Runway of PGA HOPE
By Keith Stewart, PGA
A participant hits his drive down the runway.
PGA Professional Rich Scott is a golf course owner, general manager, director of golf, and pilot. For a man who wears many different hats, he keeps a wonderful perspective on his role in the community surrounding Fox Run Golf Club in Johnstown, New York. As you read that list, you’re probably wondering why being a pilot is relevant? In this story, Rich’s desire to fly led him to create something truly special on the ground.
One day while standing on the runway at Fulton County Airport after a pilot’s class, Scott asked his instructor how long the runway was. “It’s over 4,000 feet long” was the response. Like so many golfers while looking at that asphalt alley, Rich wondered how far he could hit a drive down it. That little thought turned into something quite big.
Rich Scott is the President of the Northeastern New York PGA Section of the PGA of America. As President, Rich is an avid supporter of the section’s foundations. One foundation program that Scott loves to discuss is PGA HOPE. Rich comes from a military family. His dad was in the Army and his sister is in the Air Force. PGA HOPE (Helping Our Patriots Everywhere) has grown to three chapters in their Section and one can easily see why from this story.
Scott took his vision, and like any great leader, made it into a reality. Runway of Hope took place on Saturday, September 17th at the Fulton County Airport. Rich organized a charity Long Drive Contest to benefit the winter PGA HOPE programs he coordinates at Fox Run. In one day, he and his Committee raised over $7,000! Donations are still coming in and the total will exceed $9,000 and hopefully $10,000. All of this came from one amazing idea each of us has considered every time we get on a plane.
To make the event even more special, Rich and his team added to the awesome long drive contest a craft fair and live music. In fact, the music was provided in part by another PGA Professional's band. There was more than one long drive launched over 400 yards during the day. Although nobody could beat Scott as he led the field with a 454-yard blast down the runway. Each entry was just $25 and that included three drives. A square turf mat provided the platform (or rather launching pad) for the participants.
You can’t help but hear his enthusiasm for what was created and he wasn’t afraid to ask for help. He admits trying to take on too much and that he should have expanded his Committee.
“Even though it was just a driving contest, when you include a craft fair, music, transportation, etc. your time fills up very quick, too quick.”
“Advertising is another key, start early and make sure you contact all the local media. They are all always looking for community development stories.”
A local news outlet even put together a promotional piece prior to Runway of Hope.
The event itself had a profound impact on Rich.
“One of our junior golfers hit a 330-yard drive.
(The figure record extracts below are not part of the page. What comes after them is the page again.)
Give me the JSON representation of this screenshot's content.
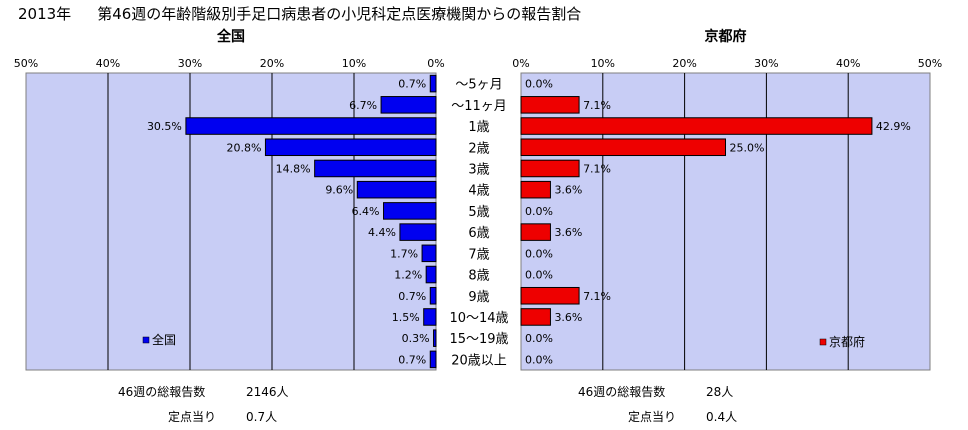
{
  "header": {
    "year": "2013年",
    "title": "第46週の年齢階級別手足口病患者の小児科定点医療機関からの報告割合"
  },
  "colors": {
    "plot_bg": "#c8cdf5",
    "national": "#0000f0",
    "kyoto": "#ee0000"
  },
  "chart_data": [
    {
      "type": "bar",
      "orientation": "horizontal",
      "title": "全国",
      "categories": [
        "～5ヶ月",
        "～11ヶ月",
        "1歳",
        "2歳",
        "3歳",
        "4歳",
        "5歳",
        "6歳",
        "7歳",
        "8歳",
        "9歳",
        "10～14歳",
        "15～19歳",
        "20歳以上"
      ],
      "series": [
        {
          "name": "全国",
          "values": [
            0.7,
            6.7,
            30.5,
            20.8,
            14.8,
            9.6,
            6.4,
            4.4,
            1.7,
            1.2,
            0.7,
            1.5,
            0.3,
            0.7
          ]
        }
      ],
      "data_labels": [
        "0.7%",
        "6.7%",
        "30.5%",
        "20.8%",
        "14.8%",
        "9.6%",
        "6.4%",
        "4.4%",
        "1.7%",
        "1.2%",
        "0.7%",
        "1.5%",
        "0.3%",
        "0.7%"
      ],
      "xlim": [
        0,
        50
      ],
      "x_reversed": true,
      "x_ticks": [
        "50%",
        "40%",
        "30%",
        "20%",
        "10%",
        "0%"
      ],
      "grid": true,
      "legend": "bottom-left"
    },
    {
      "type": "bar",
      "orientation": "horizontal",
      "title": "京都府",
      "categories": [
        "～5ヶ月",
        "～11ヶ月",
        "1歳",
        "2歳",
        "3歳",
        "4歳",
        "5歳",
        "6歳",
        "7歳",
        "8歳",
        "9歳",
        "10～14歳",
        "15～19歳",
        "20歳以上"
      ],
      "series": [
        {
          "name": "京都府",
          "values": [
            0.0,
            7.1,
            42.9,
            25.0,
            7.1,
            3.6,
            0.0,
            3.6,
            0.0,
            0.0,
            7.1,
            3.6,
            0.0,
            0.0
          ]
        }
      ],
      "data_labels": [
        "0.0%",
        "7.1%",
        "42.9%",
        "25.0%",
        "7.1%",
        "3.6%",
        "0.0%",
        "3.6%",
        "0.0%",
        "0.0%",
        "7.1%",
        "3.6%",
        "0.0%",
        "0.0%"
      ],
      "xlim": [
        0,
        50
      ],
      "x_reversed": false,
      "x_ticks": [
        "0%",
        "10%",
        "20%",
        "30%",
        "40%",
        "50%"
      ],
      "grid": true,
      "legend": "bottom-right"
    }
  ],
  "footer": {
    "national": {
      "total_label": "46週の総報告数",
      "total_value": "2146人",
      "per_label": "定点当り",
      "per_value": "0.7人"
    },
    "kyoto": {
      "total_label": "46週の総報告数",
      "total_value": "28人",
      "per_label": "定点当り",
      "per_value": "0.4人"
    }
  }
}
Annika loves golf, played PGA Jr. League, and tragically lost her father this past year. The second was Bill, a military veteran crossing the 300-yard plateau as well. Both participants are why we did this. To see their faces light up by doing something that was fun and had a purpose made it all worthwhile.”
Of course, Rich is already planning next year’s edition. He’s quick to look ahead, but at the same time somewhat grounded.
“The money we raised is for our indoor PGA HOPE programs starting in December.”
With five indoor simulators, Scott teaches veterans and builds their community through golf all winter. There’s no doubt his programs have been successful in those cold months outside of Albany, but it also sounds like things are definitely “taking off” in the summer as well.